The past and present miscommunication causes bias to be built around cultures. For many minority groups in America, fitting in can be especially difficult, so more often than not they choose to assimilate into mainstream culture, however this can make an individual feel out of touch with their culture and community. The social environment affects us, we adapt to society we tend to mimic what we’re accustomed to. Different countries and cultures have different concepts, as do different generations. An American Chinese versus an American born Chinaman have individual experiences and external influences that help develop a person's identity.

To prevent these sorts of assimilations I think Americans should be taught about cultural relativism at a young age. Cultural relativism is the idea that you should not judge one's culture based on the principles of another, each culture should be understood with no bias. It’s about understanding a person's beliefs, and practices, not what is right or wrong. If cultural relitisim is not practiced I believe it is easy for racial discrimination to form. These lead to blind injustices.

In the story “Mistaken Identity,” The U.S military misunderstands “Geronimo” as a reference to an individual Native American enemy. However, due to mistaken identity there are multiple warriors known as Geronimo -- Big Pine, Red Clay, Sleet and Wide ledge -- “to whites all apache warriors look the same.”

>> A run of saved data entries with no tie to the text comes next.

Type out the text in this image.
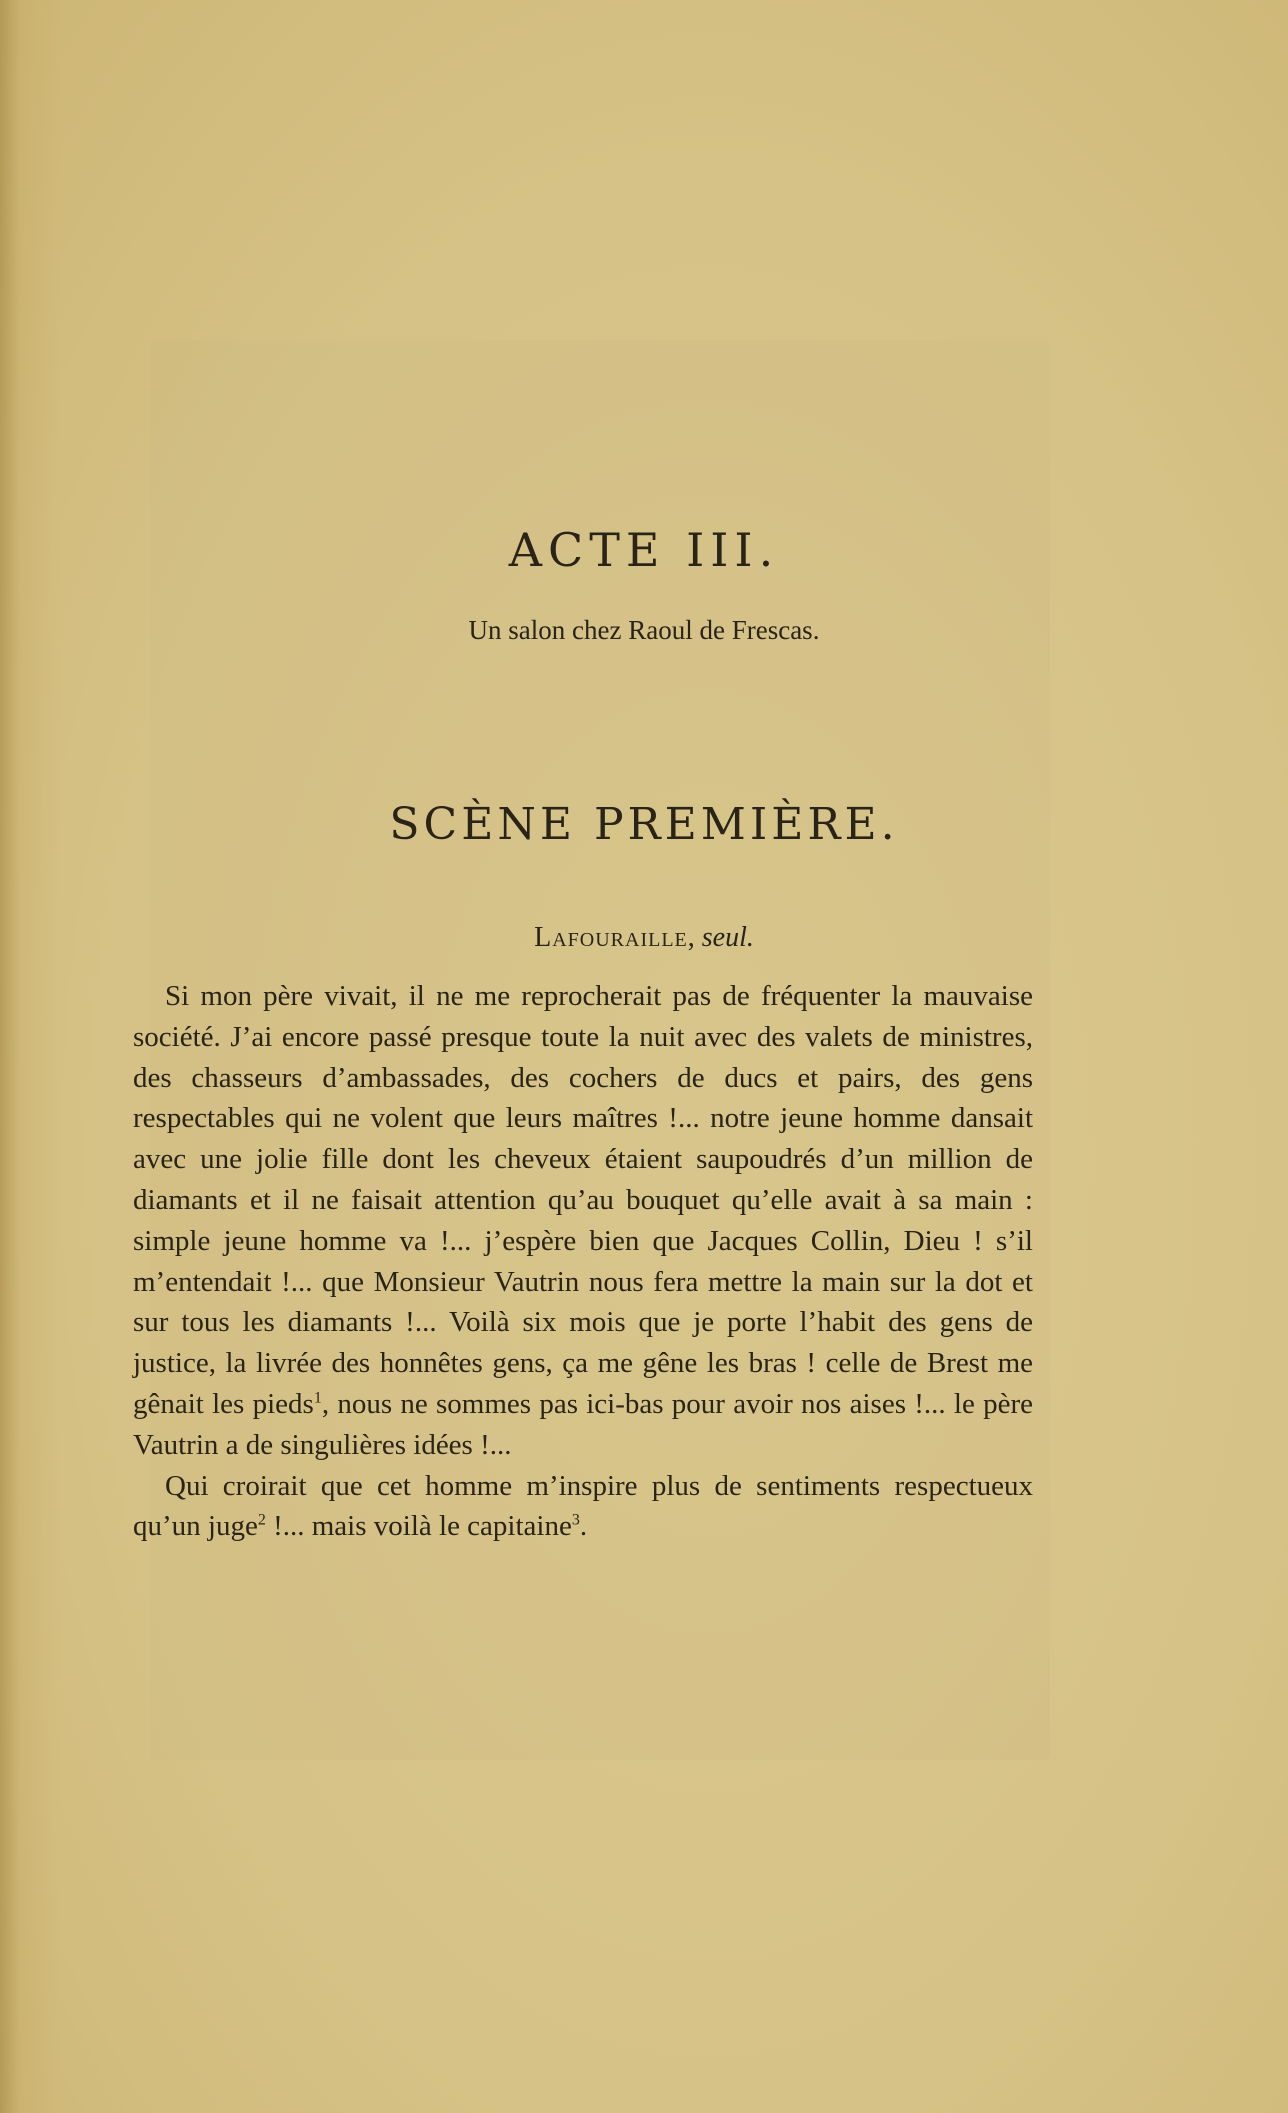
ACTE III.
Un salon chez Raoul de Frescas.
SCÈNE PREMIÈRE.
Lafouraille, seul.

Si mon père vivait, il ne me reprocherait pas de fréquenter la mauvaise société. J’ai encore passé presque toute la nuit avec des valets de ministres, des chasseurs d’ambassades, des cochers de ducs et pairs, des gens respectables qui ne volent que leurs maîtres !... notre jeune homme dansait avec une jolie fille dont les cheveux étaient saupoudrés d’un million de diamants et il ne faisait attention qu’au bouquet qu’elle avait à sa main : simple jeune homme va !... j’espère bien que Jacques Collin, Dieu ! s’il m’entendait !... que Monsieur Vautrin nous fera mettre la main sur la dot et sur tous les diamants !... Voilà six mois que je porte l’habit des gens de justice, la livrée des honnêtes gens, ça me gêne les bras ! celle de Brest me gênait les pieds$^1$, nous ne sommes pas ici-bas pour avoir nos aises !... le père Vautrin a de singulières idées !...

Qui croirait que cet homme m’inspire plus de sentiments respectueux qu’un juge$^2$ !... mais voilà le capitaine$^3$.
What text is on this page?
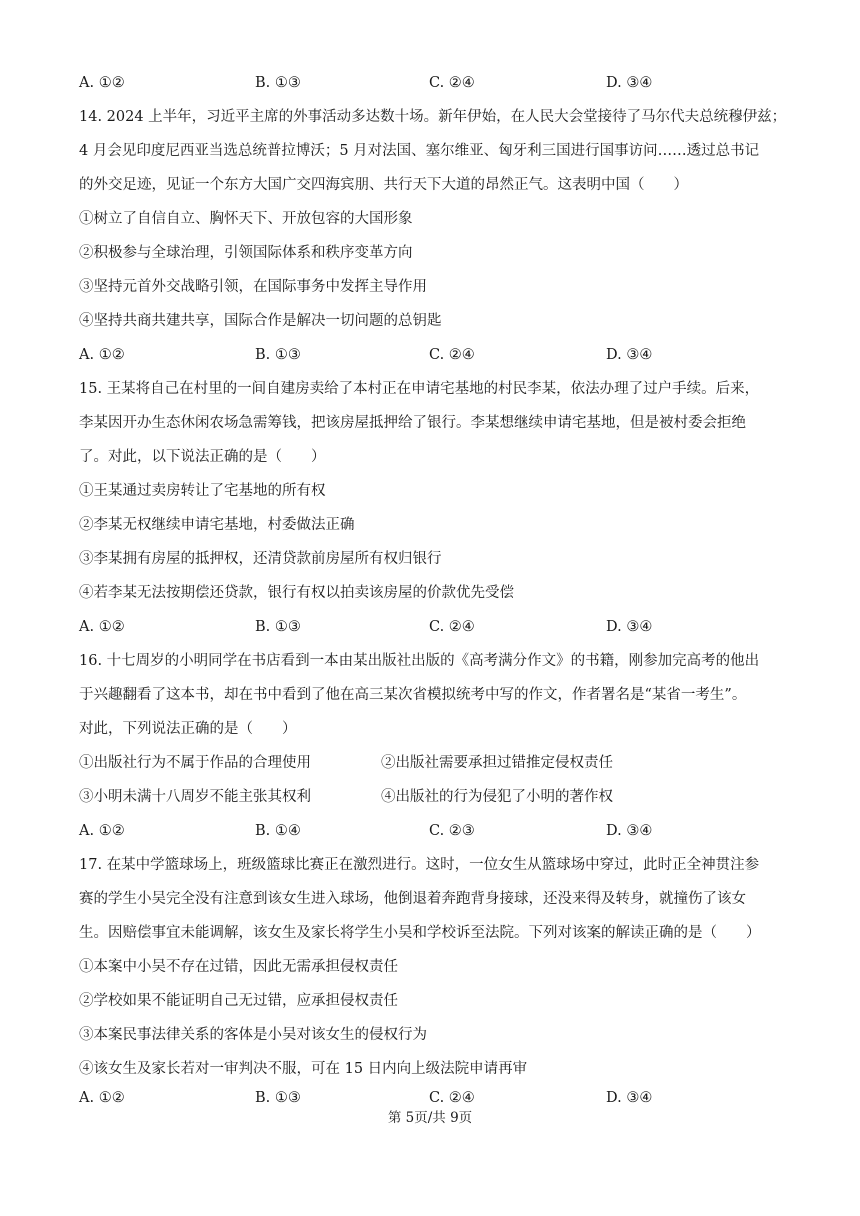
A. ①②	B. ①③	C. ②④	D. ③④
14. 2024 上半年，习近平主席的外事活动多达数十场。新年伊始，在人民大会堂接待了马尔代夫总统穆伊兹；
4 月会见印度尼西亚当选总统普拉博沃；5 月对法国、塞尔维亚、匈牙利三国进行国事访问……透过总书记
的外交足迹，见证一个东方大国广交四海宾朋、共行天下大道的昂然正气。这表明中国（　　）
①树立了自信自立、胸怀天下、开放包容的大国形象
②积极参与全球治理，引领国际体系和秩序变革方向
③坚持元首外交战略引领，在国际事务中发挥主导作用
④坚持共商共建共享，国际合作是解决一切问题的总钥匙
A. ①②	B. ①③	C. ②④	D. ③④
15. 王某将自己在村里的一间自建房卖给了本村正在申请宅基地的村民李某，依法办理了过户手续。后来，
李某因开办生态休闲农场急需筹钱，把该房屋抵押给了银行。李某想继续申请宅基地，但是被村委会拒绝
了。对此，以下说法正确的是（　　）
①王某通过卖房转让了宅基地的所有权
②李某无权继续申请宅基地，村委做法正确
③李某拥有房屋的抵押权，还清贷款前房屋所有权归银行
④若李某无法按期偿还贷款，银行有权以拍卖该房屋的价款优先受偿
A. ①②	B. ①③	C. ②④	D. ③④
16. 十七周岁的小明同学在书店看到一本由某出版社出版的《高考满分作文》的书籍，刚参加完高考的他出
于兴趣翻看了这本书，却在书中看到了他在高三某次省模拟统考中写的作文，作者署名是“某省一考生”。
对此，下列说法正确的是（　　）
①出版社行为不属于作品的合理使用	②出版社需要承担过错推定侵权责任
③小明未满十八周岁不能主张其权利	④出版社的行为侵犯了小明的著作权
A. ①②	B. ①④	C. ②③	D. ③④
17. 在某中学篮球场上，班级篮球比赛正在激烈进行。这时，一位女生从篮球场中穿过，此时正全神贯注参
赛的学生小吴完全没有注意到该女生进入球场，他倒退着奔跑背身接球，还没来得及转身，就撞伤了该女
生。因赔偿事宜未能调解，该女生及家长将学生小吴和学校诉至法院。下列对该案的解读正确的是（　　）
①本案中小吴不存在过错，因此无需承担侵权责任
②学校如果不能证明自己无过错，应承担侵权责任
③本案民事法律关系的客体是小吴对该女生的侵权行为
④该女生及家长若对一审判决不服，可在 15 日内向上级法院申请再审
A. ①②	B. ①③	C. ②④	D. ③④
第 5页/共 9页
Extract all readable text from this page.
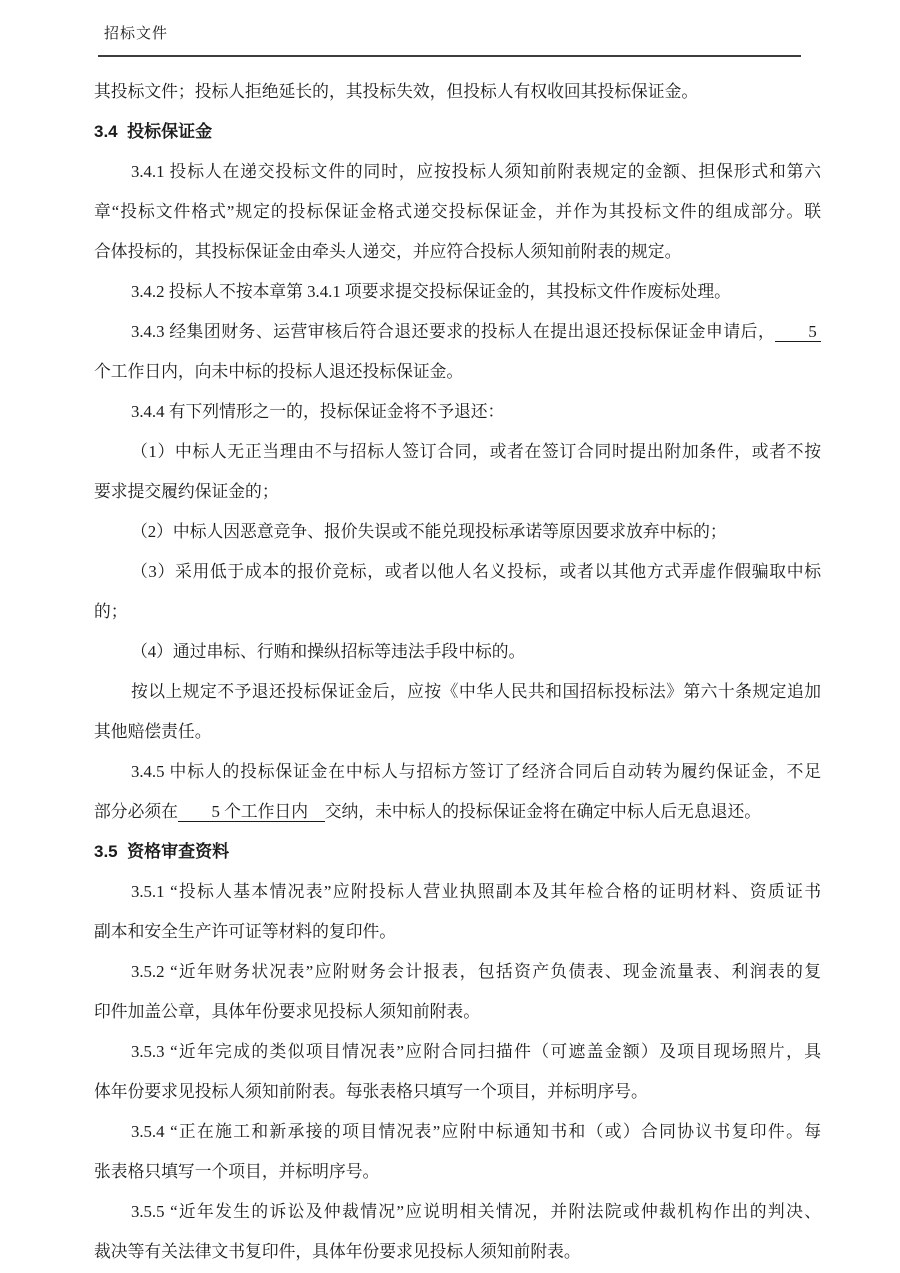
招标文件
其投标文件；投标人拒绝延长的，其投标失效，但投标人有权收回其投标保证金。
3.4  投标保证金
3.4.1 投标人在递交投标文件的同时，应按投标人须知前附表规定的金额、担保形式和第六
章“投标文件格式”规定的投标保证金格式递交投标保证金，并作为其投标文件的组成部分。联
合体投标的，其投标保证金由牵头人递交，并应符合投标人须知前附表的规定。
3.4.2 投标人不按本章第 3.4.1 项要求提交投标保证金的，其投标文件作废标处理。
3.4.3 经集团财务、运营审核后符合退还要求的投标人在提出退还投标保证金申请后，       5
个工作日内，向未中标的投标人退还投标保证金。
3.4.4 有下列情形之一的，投标保证金将不予退还：
（1）中标人无正当理由不与招标人签订合同，或者在签订合同时提出附加条件，或者不按
要求提交履约保证金的；
（2）中标人因恶意竞争、报价失误或不能兑现投标承诺等原因要求放弃中标的；
（3）采用低于成本的报价竞标，或者以他人名义投标，或者以其他方式弄虚作假骗取中标
的；
（4）通过串标、行贿和操纵招标等违法手段中标的。
按以上规定不予退还投标保证金后，应按《中华人民共和国招标投标法》第六十条规定追加
其他赔偿责任。
3.4.5 中标人的投标保证金在中标人与招标方签订了经济合同后自动转为履约保证金，不足
部分必须在        5 个工作日内    交纳，未中标人的投标保证金将在确定中标人后无息退还。
3.5  资格审查资料
3.5.1 “投标人基本情况表”应附投标人营业执照副本及其年检合格的证明材料、资质证书
副本和安全生产许可证等材料的复印件。
3.5.2 “近年财务状况表”应附财务会计报表，包括资产负债表、现金流量表、利润表的复
印件加盖公章，具体年份要求见投标人须知前附表。
3.5.3 “近年完成的类似项目情况表”应附合同扫描件（可遮盖金额）及项目现场照片，具
体年份要求见投标人须知前附表。每张表格只填写一个项目，并标明序号。
3.5.4 “正在施工和新承接的项目情况表”应附中标通知书和（或）合同协议书复印件。每
张表格只填写一个项目，并标明序号。
3.5.5 “近年发生的诉讼及仲裁情况”应说明相关情况，并附法院或仲裁机构作出的判决、
裁决等有关法律文书复印件，具体年份要求见投标人须知前附表。
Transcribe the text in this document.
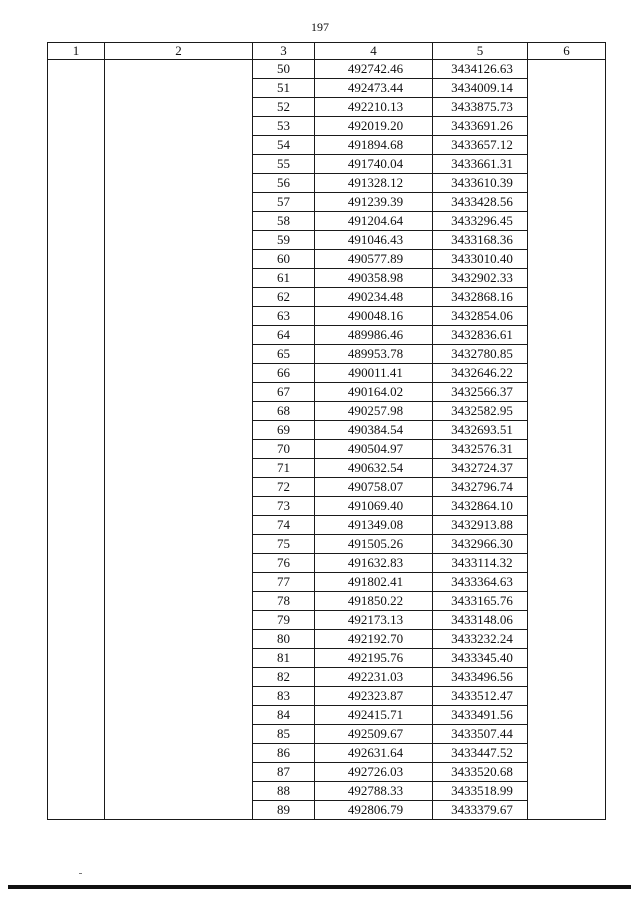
197
1	2	3	4	5	6
		50	492742.46	3434126.63	
		51	492473.44	3434009.14	
		52	492210.13	3433875.73	
		53	492019.20	3433691.26	
		54	491894.68	3433657.12	
		55	491740.04	3433661.31	
		56	491328.12	3433610.39	
		57	491239.39	3433428.56	
		58	491204.64	3433296.45	
		59	491046.43	3433168.36	
		60	490577.89	3433010.40	
		61	490358.98	3432902.33	
		62	490234.48	3432868.16	
		63	490048.16	3432854.06	
		64	489986.46	3432836.61	
		65	489953.78	3432780.85	
		66	490011.41	3432646.22	
		67	490164.02	3432566.37	
		68	490257.98	3432582.95	
		69	490384.54	3432693.51	
		70	490504.97	3432576.31	
		71	490632.54	3432724.37	
		72	490758.07	3432796.74	
		73	491069.40	3432864.10	
		74	491349.08	3432913.88	
		75	491505.26	3432966.30	
		76	491632.83	3433114.32	
		77	491802.41	3433364.63	
		78	491850.22	3433165.76	
		79	492173.13	3433148.06	
		80	492192.70	3433232.24	
		81	492195.76	3433345.40	
		82	492231.03	3433496.56	
		83	492323.87	3433512.47	
		84	492415.71	3433491.56	
		85	492509.67	3433507.44	
		86	492631.64	3433447.52	
		87	492726.03	3433520.68	
		88	492788.33	3433518.99	
		89	492806.79	3433379.67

The American cavalry did not care about war crimes or what was morally correct during the hunt to conquer Geronimo, they only wanted power. They refused to admit when they were wrong and hunted multiple trails to reinforce their power. If the Americans admitted they made a mistake they would be hung themselves. My thoughts on the military in this story is that they blindly followed bias misinformation. To me “Geronimo” symbolizes all Native American people. Cook says he was on the hunt for one man but really Euro-Americans always had a plan to conquer all territories.

In due time, people begin to understand the importance of staying in touch with their native cultural backgrounds. The main problem that can present itself is how does someone do that and stay authentic. Alice Walker's 'Everyday Use' tells a story of family reunion between a mother and her two daughters who are opposites. Maggie, who is traditional and still lives at home and Dee, who is cultivated and coming to visit them both. This story has a few conflicts that arise: acceptance, love, heritage, and identity. For Dee, expressing her cultural identity is putting it on display for others to look at and observe. However, for Mother and Maggie her display items are part of their “everyday use,” being used for purpose and not show. For example the quilt, which is made from clothing scraps and sewn by multiple people, some scraps are from the uniform their great grandfather wore in the civil war. Dee wants to hang them as art, while her family uses them for warmth. Dee also decides to change her name for the oppressors, letting her ignorance blind her in the fact that her grandfather worked against those people in real experiences. All three women are trying to express their heritage.

In today's society there are still cultural norms, but what is normal is an illusion. Ocean Vaugh wrote a novel about lifes briefs moments both physically and psychologically. In the beginning of the novel Little Dog is often embarrested of who he is and how his Vietnamese- American mother acts. However, for Little Dog a transformation happens, for the first time looking in the mirror he sees himself as somebody that can be loved, because he has felt love by someone who knows his familys history and knows the way he looks. Embrassing things about your life, whether it be religon, race, heritage, or gender idenity leads to a road of self idenity.